Regionalization of emergency medical care has become the standard of care in recent years, supported by evidence showing improved patient outcomes, reduced overall resource utilization, and reduced costs. However, the success of a regionalized system requires constant quality assurance from all stakeholders, including the EMS medical director. EMS physicians play a crucial role in ensuring that the system meets the needs of patients in their region while educating other healthcare providers on the importance of regionalization. For example, hospital administrators may prioritize retaining patients within their facilities to support operational sustainability, and EMS operations may favor shorter transports to improve unit availability and response times. Therefore, the EMS medical director must help different stakeholders interface effectively and ensure that the medical needs of the ambulance-arrived patient are the primary focus.
An effective regionalized prehospital system separates hospitals into different levels based on their ability to treat specific emergencies. This process involves 2 key steps—categorization and designation of hospitals. Categorization is the process of classifying hospitals based on their capabilities, whereas designation is the process of formally selecting hospitals to receive patients who need specific, specialized care. Professional bodies often set categorization, whereas governmental agencies typically set designation.

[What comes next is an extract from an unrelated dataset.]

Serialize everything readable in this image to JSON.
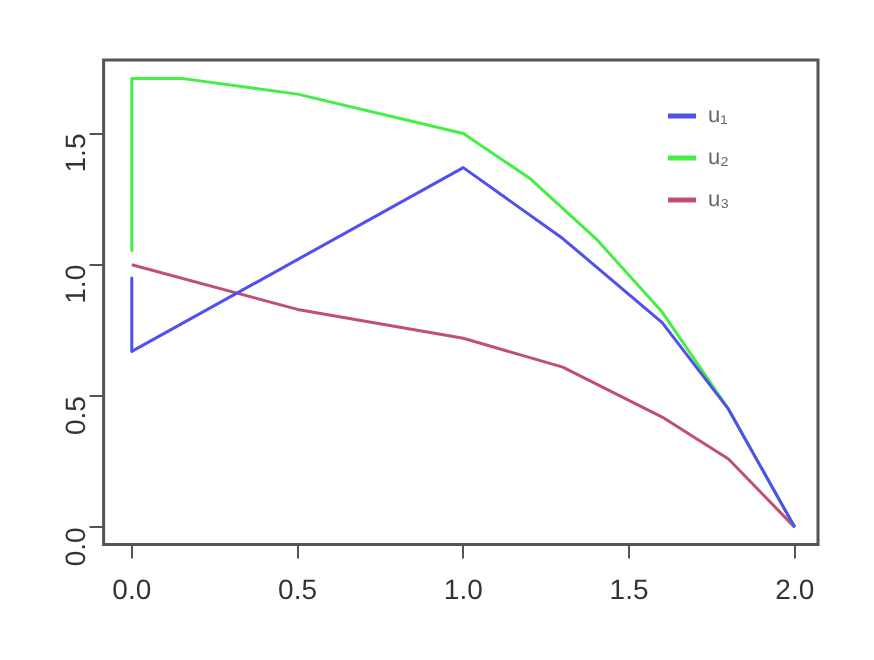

The need for categorization and designation emerged from the understanding that not every hospital can be equipped to manage the full spectrum of medical emergencies, particularly those requiring highly specialized resources and personnel. For example, a patient with a time-sensitive condition, such as severe trauma, requires specialty services for hemorrhage control and blood transfusions without delay. Categorization and designation help to ensure that patients are transported to the most appropriate hospital with verified capabilities to treat their medical condition.